One night while looking for a restaurant close to their pied-à-terre in Paris’s elegant 7th arrondissement, Vik Muniz and his wife stumbled upon David Toutain Restaurant. “We had an amazingly remarkable meal,” the Brazilian artist recalls, and then noting that at the time they did not know it was Michelin-starred, he adds, “It’s great when somebody tells you (about a restaurant), someone you trust; but it’s much better when you go completely unaware, not expecting anything, sit down at the table and, we were like, ‘Wow!’”
The next day, as Muniz was discussing a collaboration
project with Champagne house Ruinart, he was asked if he knew any interesting
chefs who could be invited to participate. “I said, ‘Yes, I do! I just went
there yesterday: David Toutain.’ And then, we discovered, it was the first one
on Ruinart’s list.”
And so a project that started serendipitously last year,
saw Muniz, Toutain and Ruinart’s cellar master Frédéric Panaïotis collaborate
on an innovative new initiative, Food for Art, that would bring together art,
gastronomy and of course the wines of the Maison. “In my opinion, the only way
you can feel all the senses at the same time is in a meal” Muniz remarks.
The three of them created a menu around root vegetables —
such as beetroot which in one dish is paired with Pigeon, salsify branches and
white chocolate –that echoed the artworks Muniz had created having been
inspired by the vines he had observed during an art residency with Ruinart last
Fall.
Muniz, who describes himself as a “low-tech illusionist,”
is perhaps best known for his photography of ephemeral images, which often
reference classical paintings, which he has created with unusual materials such
as sugar, chocolate syrup, caviar, and even garbage. “I like to use elements
that everyone can relate to as much as I try to represent images that are part
of our collective memory,” he says.
As Ruinart’s artist of the year, Muniz was given carte
blanche to create artworks the maison will present this year at events that it
supports around the world, such as Art Basel.

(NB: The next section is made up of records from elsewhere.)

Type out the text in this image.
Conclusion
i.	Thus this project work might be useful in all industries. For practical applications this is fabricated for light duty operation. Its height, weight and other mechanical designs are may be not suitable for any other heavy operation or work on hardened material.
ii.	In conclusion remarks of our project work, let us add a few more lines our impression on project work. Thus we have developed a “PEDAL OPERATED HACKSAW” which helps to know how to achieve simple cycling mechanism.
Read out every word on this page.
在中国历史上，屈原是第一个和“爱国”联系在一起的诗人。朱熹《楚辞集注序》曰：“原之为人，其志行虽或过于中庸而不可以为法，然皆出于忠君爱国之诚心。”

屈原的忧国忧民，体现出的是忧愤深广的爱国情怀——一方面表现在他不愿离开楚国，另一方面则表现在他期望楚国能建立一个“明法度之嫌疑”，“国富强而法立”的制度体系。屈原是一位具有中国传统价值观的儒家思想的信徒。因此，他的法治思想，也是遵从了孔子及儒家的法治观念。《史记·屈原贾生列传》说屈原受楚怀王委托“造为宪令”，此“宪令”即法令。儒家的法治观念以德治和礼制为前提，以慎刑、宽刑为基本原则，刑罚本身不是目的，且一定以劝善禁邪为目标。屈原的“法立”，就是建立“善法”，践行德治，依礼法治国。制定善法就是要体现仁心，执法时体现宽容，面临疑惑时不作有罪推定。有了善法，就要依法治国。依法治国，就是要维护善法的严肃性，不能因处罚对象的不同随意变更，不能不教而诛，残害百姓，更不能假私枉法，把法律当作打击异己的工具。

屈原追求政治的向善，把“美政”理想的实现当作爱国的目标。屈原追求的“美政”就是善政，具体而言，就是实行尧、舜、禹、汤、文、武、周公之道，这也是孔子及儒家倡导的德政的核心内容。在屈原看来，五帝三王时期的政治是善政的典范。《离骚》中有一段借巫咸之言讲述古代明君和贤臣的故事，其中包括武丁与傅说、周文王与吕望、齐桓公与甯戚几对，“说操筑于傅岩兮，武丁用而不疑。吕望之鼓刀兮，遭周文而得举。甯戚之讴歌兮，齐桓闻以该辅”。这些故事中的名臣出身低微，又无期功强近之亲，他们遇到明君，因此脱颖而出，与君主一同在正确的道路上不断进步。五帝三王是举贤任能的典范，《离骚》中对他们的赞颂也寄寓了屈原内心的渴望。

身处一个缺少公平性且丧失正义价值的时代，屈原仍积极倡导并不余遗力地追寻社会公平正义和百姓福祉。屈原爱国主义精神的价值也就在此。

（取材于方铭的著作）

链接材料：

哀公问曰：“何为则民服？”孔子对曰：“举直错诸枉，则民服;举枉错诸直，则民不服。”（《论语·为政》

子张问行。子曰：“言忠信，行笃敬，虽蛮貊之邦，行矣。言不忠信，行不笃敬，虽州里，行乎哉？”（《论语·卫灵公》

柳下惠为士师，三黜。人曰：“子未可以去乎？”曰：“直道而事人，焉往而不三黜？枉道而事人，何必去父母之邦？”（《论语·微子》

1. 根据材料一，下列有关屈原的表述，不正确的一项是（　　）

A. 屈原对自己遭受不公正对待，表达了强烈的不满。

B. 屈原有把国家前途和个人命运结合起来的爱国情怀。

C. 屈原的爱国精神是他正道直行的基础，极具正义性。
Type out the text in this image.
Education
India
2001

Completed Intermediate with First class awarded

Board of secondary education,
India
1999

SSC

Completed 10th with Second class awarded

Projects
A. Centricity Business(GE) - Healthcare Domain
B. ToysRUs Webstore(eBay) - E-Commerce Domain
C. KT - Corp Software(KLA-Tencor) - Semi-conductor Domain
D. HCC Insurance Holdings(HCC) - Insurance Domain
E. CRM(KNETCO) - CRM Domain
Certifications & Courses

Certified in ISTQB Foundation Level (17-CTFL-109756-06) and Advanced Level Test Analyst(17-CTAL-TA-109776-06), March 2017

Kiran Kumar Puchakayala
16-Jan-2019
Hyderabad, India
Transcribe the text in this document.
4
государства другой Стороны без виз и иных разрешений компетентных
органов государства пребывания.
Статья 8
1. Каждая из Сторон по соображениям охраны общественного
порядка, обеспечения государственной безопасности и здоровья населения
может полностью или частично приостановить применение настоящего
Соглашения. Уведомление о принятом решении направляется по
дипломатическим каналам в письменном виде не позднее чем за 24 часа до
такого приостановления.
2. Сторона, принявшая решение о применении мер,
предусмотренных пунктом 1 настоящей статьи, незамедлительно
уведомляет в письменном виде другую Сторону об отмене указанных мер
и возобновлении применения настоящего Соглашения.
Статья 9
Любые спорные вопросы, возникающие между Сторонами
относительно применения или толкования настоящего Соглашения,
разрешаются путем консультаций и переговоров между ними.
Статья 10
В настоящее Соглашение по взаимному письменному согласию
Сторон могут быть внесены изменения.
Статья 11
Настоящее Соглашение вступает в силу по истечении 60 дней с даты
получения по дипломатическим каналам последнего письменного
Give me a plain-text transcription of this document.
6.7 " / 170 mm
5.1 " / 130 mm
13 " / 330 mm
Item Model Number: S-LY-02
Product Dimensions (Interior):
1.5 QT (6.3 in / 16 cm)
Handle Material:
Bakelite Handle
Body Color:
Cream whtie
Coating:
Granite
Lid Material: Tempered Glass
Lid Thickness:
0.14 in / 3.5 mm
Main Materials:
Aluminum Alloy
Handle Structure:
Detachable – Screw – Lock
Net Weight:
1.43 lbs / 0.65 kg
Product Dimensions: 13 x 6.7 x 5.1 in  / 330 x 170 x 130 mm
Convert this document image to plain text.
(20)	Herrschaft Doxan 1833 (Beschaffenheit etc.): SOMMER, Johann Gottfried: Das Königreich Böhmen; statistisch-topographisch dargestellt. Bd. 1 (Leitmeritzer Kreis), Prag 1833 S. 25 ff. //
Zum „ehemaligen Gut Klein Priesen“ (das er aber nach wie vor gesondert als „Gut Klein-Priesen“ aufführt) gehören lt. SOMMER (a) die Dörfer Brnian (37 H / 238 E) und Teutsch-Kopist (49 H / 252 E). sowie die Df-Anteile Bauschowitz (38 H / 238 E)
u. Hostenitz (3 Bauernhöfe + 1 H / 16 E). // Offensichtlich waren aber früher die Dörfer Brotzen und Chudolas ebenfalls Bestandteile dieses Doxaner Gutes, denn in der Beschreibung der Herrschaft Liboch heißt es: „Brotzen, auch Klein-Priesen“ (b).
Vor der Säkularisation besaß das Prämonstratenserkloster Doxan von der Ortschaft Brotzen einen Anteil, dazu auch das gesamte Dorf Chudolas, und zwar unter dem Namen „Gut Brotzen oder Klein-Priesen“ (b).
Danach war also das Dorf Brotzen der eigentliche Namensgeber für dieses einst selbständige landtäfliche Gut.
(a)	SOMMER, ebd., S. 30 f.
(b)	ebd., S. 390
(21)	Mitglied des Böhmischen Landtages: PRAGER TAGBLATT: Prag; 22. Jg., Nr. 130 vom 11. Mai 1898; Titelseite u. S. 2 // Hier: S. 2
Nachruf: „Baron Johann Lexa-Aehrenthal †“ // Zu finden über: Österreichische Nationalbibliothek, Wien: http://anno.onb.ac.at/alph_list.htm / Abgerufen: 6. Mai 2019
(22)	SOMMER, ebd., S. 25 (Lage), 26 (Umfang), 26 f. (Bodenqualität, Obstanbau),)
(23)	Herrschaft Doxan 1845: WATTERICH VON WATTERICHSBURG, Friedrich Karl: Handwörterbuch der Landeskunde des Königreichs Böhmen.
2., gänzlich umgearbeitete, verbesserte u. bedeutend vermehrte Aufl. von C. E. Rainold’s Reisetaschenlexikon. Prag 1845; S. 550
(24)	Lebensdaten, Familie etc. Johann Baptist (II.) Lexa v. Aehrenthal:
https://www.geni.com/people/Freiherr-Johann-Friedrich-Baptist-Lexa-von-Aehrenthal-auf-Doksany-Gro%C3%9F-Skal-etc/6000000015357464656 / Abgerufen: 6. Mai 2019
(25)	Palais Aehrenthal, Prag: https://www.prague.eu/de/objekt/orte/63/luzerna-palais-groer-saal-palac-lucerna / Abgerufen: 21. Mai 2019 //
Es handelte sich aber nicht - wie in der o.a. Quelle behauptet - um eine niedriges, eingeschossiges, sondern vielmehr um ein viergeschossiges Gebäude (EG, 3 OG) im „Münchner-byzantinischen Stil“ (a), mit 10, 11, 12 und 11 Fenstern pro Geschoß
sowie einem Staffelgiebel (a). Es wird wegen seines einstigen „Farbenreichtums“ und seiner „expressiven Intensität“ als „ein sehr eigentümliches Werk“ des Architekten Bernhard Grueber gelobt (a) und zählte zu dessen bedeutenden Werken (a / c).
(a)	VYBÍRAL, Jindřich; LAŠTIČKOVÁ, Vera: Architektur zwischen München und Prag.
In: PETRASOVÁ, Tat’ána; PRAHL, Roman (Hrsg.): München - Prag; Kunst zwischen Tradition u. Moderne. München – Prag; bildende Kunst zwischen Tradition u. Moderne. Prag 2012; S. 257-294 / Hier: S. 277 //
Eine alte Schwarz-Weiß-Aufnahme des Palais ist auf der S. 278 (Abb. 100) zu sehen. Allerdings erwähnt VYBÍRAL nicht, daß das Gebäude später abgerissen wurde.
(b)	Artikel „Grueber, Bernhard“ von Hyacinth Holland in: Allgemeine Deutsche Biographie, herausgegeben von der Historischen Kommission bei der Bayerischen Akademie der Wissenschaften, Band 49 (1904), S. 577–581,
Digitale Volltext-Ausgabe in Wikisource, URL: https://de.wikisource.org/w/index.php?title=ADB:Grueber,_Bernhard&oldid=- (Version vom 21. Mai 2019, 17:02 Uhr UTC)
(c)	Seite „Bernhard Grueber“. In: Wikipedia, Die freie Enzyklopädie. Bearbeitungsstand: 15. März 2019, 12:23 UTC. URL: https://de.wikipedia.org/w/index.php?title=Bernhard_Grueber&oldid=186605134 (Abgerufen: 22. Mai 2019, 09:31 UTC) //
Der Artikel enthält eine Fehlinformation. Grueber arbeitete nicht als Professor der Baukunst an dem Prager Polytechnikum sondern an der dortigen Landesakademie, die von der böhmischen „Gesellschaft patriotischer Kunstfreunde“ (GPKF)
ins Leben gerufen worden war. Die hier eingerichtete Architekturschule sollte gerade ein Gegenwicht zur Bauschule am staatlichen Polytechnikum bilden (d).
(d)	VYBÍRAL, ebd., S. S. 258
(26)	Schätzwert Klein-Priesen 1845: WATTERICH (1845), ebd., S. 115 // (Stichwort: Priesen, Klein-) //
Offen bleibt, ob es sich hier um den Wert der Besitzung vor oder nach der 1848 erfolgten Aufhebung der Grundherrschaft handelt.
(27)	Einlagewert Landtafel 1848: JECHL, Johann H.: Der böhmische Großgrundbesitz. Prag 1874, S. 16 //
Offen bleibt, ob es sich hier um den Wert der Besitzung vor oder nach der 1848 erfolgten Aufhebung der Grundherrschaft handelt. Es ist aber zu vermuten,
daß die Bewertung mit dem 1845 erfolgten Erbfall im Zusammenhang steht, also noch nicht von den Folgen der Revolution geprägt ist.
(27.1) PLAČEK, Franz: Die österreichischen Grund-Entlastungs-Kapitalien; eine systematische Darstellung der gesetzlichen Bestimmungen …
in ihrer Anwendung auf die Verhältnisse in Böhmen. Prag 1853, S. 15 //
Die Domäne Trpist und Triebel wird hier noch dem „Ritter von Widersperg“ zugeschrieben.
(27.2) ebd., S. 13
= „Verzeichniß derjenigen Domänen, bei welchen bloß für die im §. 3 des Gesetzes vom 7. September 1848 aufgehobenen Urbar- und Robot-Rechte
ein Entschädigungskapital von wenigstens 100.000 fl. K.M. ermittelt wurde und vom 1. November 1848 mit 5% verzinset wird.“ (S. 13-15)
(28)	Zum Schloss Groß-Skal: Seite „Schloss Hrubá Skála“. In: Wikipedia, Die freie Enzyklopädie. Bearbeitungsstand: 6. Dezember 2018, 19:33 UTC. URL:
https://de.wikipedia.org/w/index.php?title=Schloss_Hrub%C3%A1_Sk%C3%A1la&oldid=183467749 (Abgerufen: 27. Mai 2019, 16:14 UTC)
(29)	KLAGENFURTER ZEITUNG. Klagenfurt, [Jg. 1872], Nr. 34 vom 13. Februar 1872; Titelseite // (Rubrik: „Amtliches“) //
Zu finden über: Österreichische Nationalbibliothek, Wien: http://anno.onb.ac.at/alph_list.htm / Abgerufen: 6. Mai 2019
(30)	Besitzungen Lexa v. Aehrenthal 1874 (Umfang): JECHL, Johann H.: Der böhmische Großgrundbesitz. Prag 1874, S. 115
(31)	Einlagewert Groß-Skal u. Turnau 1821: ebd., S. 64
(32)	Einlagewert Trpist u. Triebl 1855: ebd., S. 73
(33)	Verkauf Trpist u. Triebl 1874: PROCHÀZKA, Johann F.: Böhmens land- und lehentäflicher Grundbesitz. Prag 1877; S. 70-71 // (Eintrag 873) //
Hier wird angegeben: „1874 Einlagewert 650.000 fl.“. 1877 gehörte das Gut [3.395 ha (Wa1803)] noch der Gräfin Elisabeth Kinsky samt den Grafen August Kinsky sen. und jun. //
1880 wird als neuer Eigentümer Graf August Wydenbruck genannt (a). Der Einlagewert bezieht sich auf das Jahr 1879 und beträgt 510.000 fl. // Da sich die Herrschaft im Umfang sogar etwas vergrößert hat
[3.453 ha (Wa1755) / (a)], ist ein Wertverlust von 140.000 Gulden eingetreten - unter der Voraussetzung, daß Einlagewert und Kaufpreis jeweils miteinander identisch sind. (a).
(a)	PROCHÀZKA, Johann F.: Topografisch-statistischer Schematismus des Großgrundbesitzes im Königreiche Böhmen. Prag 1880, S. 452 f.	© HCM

While Muniz had previously collaborated with another
champagne house, Perrier-Jouët, to create a limited edition bottle and
packaging for its Belle Epoque cuvee, his work with Ruinart was the first time
he had a “deep interaction” with a cellar master.
Muniz has had a long-time interest in trees and their
morphology, and says he found the shape of vines particularly fascinating as
they “offer some sort of narrative.” He spent many hours in the vineyard alongside
Panaïotis and was intrigued on learning that Champagne is a region that is “quite
cold and difficult, with poor soils,” noting, “I liked this paradox. The
adversity makes better fruit and makes better wines.”
He created a series of compositions for photographic
works that aim to emphasize the creative tensions that transform adversity into
liquid wonder. In one of the photographs, later reproduced in blackened wood
and charcoal, Panaïotis’s arms grasp gnarled vines. The tension in his veins
blends into the knots found in the vines, blurring the boundaries between the human
and nature.
“I was inspired by the notion of flow. I wanted to
represent the slow flow of vines getting their nutrients and the water from the
chalky soil in Champagne. From far it looks like strong gestures, like Butoh
dancers, and more closer you have all those details,” Muniz explains.
He also created Chardonnay Leaf, a time-lapse movie where
the artist spent three days creating a giant chardonnay leaf on the floor of
Ruinart’s chalk cellars, using shoots, branches and leaves from Ruinart’s
Sillery vineyards.
“For me the artwork is the final photograph and
time-lapse,” Muniz notes, adding, “I’m interested in the process, not in the
materials themselves.”
Ruinart has incorporated one of the blackened wood and
charcoal artworks Muniz created on the packaging of the jeroboam case for a 3-litre
bottle of Ruinart Blanc de Blancs. A limited edition of only 30 cases is
available bearing the signature of the artist.